Members of the genus Trichoderma are very effective competitors of a variety of fungi. Cell-wall-degrading enzymes, including proteinases, glucanases, and chitinases, are commonly secreted as part of the competitive process. Trichoderma aggressivum is the causative agent of green mould disease of the button mushroom, Agaricus bisporus. The structures of 3 T. aggressivum genes, prb1 encoding a proteinase, ech42 encoding an endochitinase, and a β-glucanase gene, were determined. Promoter elements in the prb1 and ech42 genes suggested that transcription is regulated by carbon and nitrogen levels and by stress. Both genes had mycoparasitism-related elements indicating potential roles for the protein products in competition.
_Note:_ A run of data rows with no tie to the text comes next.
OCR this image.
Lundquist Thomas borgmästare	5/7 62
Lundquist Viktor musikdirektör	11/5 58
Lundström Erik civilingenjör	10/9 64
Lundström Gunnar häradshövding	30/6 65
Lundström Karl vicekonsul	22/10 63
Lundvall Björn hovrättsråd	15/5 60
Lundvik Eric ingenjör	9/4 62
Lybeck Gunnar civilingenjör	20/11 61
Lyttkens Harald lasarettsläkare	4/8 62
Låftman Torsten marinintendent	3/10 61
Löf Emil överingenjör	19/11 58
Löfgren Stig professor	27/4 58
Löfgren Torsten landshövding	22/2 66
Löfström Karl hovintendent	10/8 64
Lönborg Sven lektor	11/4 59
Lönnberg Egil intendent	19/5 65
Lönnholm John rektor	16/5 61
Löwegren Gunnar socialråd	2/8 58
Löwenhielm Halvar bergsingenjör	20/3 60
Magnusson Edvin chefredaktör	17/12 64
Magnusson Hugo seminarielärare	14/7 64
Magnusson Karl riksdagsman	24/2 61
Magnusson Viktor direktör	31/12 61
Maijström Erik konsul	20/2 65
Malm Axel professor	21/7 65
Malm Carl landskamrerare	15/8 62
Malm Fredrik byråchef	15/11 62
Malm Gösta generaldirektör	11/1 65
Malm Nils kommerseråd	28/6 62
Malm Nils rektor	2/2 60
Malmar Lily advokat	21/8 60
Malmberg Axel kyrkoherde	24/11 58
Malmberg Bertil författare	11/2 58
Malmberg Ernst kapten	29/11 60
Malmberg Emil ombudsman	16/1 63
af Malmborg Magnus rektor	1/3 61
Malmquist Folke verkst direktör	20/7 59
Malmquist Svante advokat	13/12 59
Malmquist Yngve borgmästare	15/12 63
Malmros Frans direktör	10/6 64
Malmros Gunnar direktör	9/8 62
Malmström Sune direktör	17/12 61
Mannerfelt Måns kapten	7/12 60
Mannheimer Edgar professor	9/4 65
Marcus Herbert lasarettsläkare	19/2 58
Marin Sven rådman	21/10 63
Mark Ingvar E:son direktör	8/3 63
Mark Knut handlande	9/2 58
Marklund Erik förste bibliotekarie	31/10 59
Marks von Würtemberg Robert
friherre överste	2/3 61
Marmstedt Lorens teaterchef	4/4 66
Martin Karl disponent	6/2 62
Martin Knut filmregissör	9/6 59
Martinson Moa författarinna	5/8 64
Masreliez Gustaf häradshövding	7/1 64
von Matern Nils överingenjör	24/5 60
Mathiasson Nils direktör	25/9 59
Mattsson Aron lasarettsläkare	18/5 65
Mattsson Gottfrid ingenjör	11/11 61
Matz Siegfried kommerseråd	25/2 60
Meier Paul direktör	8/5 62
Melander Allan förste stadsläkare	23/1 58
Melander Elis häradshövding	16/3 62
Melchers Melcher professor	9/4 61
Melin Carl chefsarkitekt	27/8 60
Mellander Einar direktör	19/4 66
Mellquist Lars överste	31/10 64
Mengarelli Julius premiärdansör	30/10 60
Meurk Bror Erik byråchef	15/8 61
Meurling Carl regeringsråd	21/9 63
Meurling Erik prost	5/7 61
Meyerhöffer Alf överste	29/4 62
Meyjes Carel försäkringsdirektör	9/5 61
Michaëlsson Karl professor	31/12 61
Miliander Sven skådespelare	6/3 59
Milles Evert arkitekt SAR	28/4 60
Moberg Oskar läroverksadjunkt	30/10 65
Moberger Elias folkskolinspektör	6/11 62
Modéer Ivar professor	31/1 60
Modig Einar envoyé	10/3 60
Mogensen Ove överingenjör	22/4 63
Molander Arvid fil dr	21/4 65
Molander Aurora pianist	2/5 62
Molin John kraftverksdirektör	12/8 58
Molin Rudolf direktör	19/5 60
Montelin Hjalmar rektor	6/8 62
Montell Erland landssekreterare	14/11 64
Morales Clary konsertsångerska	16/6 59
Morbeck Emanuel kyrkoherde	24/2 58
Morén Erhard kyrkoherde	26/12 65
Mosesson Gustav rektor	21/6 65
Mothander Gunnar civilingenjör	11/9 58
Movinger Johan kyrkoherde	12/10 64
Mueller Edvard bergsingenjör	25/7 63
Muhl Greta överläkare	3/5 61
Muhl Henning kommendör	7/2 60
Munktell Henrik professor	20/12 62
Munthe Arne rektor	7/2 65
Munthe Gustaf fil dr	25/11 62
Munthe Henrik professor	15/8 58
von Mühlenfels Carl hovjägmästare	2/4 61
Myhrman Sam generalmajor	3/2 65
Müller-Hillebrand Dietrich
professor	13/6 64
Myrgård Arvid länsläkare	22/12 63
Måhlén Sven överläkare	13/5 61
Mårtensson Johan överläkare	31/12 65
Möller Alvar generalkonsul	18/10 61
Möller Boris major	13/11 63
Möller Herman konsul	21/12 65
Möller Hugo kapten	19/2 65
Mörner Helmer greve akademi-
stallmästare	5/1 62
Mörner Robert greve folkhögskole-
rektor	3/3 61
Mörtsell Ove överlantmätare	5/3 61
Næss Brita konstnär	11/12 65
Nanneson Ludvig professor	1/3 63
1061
The promoter of the β-glucanase gene contained CreA and AreA binding sites indicative of catabolite regulation but contained no mycoparasitism elements. Transcription of the 3 genes was measured in mixed cultures of T. aggressivum and A. bisporus. Two A. bisporus strains, U1, which is sensitive to green mould disease, and SB65, which shows some resistance, were used in co-cultivation tests to assess possible roles of the genes in disease production and severity. prb1 and ech42 were coordinately upregulated after 5 days, whereas β-glucanase transcription was upregulated from day 0 with both Agaricus strains. Upregulation was much less pronounced in mixed cultures of T. aggressivum with the resistant strain, SB65, than with the sensitive strain, U1. These observations suggested that the proteins encoded by these genes have roles in both nutrition and in severity of green mould disease.